Rettungspunkte sollen in Halver für schnelle Hilfe sorgen 

Schliek

Halver - Ein gutes Rettungspunkt-System kann Leben retten. Das zeigte jüngst das schnelle Auffinden eines im dichten Schalksmühler Wald verunglückten Mountainbikefahrers. Astrid Becker, Geschäftsführerin der Fortbetriebsgemeinschaft, setzte sich daher für die Einführung einer solchen Maßnahme auf Halveraner Gebiet ein. 

In Ulrich Ackfeld, Reiner Clever, Friedhelm Nüsken und Leo Becker fand sie dabei tatkräftige Unterstützer. Nach gründlicher Planung und nicht zuletzt dank des großen Einsatzes der Feuerwehr gibt es jetzt in Wald und Flur die ersten 60 Rettungspunkt-Schilder. Weitere 60 sollen zeitnah folgen. Damit wäre das Ziel von zwei Rettungspunkten pro Quadratkilometer im Halveraner Stadtgebiet erreicht.

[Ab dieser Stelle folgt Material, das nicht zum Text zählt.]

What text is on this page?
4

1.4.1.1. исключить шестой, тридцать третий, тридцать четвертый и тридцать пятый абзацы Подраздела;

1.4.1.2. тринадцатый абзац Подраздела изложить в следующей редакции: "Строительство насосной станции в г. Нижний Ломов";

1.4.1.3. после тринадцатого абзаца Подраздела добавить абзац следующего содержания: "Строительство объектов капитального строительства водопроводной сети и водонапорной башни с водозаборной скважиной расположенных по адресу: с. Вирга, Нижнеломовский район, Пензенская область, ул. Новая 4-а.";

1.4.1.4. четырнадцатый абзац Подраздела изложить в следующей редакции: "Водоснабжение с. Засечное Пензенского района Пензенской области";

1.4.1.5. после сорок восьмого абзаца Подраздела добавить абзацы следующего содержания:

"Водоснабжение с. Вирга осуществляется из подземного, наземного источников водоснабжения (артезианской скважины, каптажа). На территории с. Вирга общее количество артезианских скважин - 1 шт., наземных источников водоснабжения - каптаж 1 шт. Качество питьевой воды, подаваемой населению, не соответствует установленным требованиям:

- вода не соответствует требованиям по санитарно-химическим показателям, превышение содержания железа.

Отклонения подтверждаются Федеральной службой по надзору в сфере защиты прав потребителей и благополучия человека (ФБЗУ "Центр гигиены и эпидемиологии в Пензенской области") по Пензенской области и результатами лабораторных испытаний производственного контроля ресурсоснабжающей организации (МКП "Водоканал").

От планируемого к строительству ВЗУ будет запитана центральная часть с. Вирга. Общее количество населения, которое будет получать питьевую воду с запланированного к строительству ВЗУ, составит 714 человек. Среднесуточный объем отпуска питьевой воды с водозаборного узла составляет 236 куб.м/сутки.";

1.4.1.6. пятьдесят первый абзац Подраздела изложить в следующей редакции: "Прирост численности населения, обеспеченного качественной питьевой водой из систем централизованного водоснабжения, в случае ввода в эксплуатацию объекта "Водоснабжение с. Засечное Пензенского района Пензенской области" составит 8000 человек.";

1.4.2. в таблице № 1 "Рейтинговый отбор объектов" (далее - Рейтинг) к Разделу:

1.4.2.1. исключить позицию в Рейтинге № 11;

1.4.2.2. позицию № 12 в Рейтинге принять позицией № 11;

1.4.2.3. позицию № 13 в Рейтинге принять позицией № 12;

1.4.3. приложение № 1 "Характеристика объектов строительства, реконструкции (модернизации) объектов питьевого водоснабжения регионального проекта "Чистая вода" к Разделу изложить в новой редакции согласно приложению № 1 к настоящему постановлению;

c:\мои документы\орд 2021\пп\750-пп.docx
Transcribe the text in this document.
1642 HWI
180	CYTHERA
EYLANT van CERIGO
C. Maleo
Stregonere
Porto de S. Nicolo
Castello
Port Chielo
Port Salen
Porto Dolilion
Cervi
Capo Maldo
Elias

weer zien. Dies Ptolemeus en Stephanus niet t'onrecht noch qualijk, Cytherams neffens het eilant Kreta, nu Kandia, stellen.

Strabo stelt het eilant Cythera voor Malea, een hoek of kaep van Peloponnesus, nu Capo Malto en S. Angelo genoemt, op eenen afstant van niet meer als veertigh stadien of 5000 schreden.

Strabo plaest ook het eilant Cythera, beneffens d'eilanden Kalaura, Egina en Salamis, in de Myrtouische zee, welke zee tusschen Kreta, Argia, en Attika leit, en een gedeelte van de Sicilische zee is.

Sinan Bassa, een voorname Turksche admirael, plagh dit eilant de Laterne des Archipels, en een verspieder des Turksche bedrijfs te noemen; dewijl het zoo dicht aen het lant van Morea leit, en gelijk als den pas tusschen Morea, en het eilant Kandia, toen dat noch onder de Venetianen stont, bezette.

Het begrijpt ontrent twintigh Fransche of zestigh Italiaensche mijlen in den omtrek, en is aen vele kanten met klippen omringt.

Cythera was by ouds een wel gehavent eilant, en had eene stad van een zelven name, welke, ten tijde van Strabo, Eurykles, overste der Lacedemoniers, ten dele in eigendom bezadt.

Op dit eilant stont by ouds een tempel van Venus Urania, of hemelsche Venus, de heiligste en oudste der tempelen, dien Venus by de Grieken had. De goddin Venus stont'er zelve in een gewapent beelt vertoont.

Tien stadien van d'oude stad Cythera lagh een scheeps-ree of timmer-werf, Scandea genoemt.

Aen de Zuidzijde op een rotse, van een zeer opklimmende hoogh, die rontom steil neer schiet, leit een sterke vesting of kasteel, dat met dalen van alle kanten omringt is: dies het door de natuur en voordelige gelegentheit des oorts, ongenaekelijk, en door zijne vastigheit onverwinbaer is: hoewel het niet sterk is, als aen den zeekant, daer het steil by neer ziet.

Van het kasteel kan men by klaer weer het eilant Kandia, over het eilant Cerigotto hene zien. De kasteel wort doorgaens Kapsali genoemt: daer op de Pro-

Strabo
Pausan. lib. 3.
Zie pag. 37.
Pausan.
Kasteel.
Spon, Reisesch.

 „Wozu brauchen wir die Schilder? Es gibt doch Handys.“ Diesen Hinweis bekam Initiatorin Astrid Becker ab und an zu hören, nachdem sie mit der Planung begonnen hatte. „Die Ortung über Handysignale ist nicht immer zuverlässig möglich. Hinzu kommt, dass die genaue Ortsbeschreibung in der Stresssituation eines Notfalls häufig nicht gelingt“, erklärt die Halveranerin. Deshalb begrüßten alle Rettungsstellen den Einsatz der Schilder. Das Auffinden von Verletzten in der Fläche werde so erheblich erleichtert. Das bestätigt auch Förster Ulrich Ackfeld. Gerade Forstarbeiter seien bei Notfällen tief im Wald von den Rettern nur schwer zu finden. 

Da helfen die Rettungspunkte, denn jedes Schild ist mit einer Nummer gekennzeichnet, mit Koordinaten hinterlegt und bei der Kreisleitstelle eingespeichert. Schilder mit Nummern gekennzeichnet Fordert jemand über den Notruf 112 Hilfe an, genügt es, die auf dem Schild angegebene Kennzeichnung Halver mit der jeweiligen Nummer zu nennen. Auch Ortsunkundige können diese Person dann dank der Koordinaten finden.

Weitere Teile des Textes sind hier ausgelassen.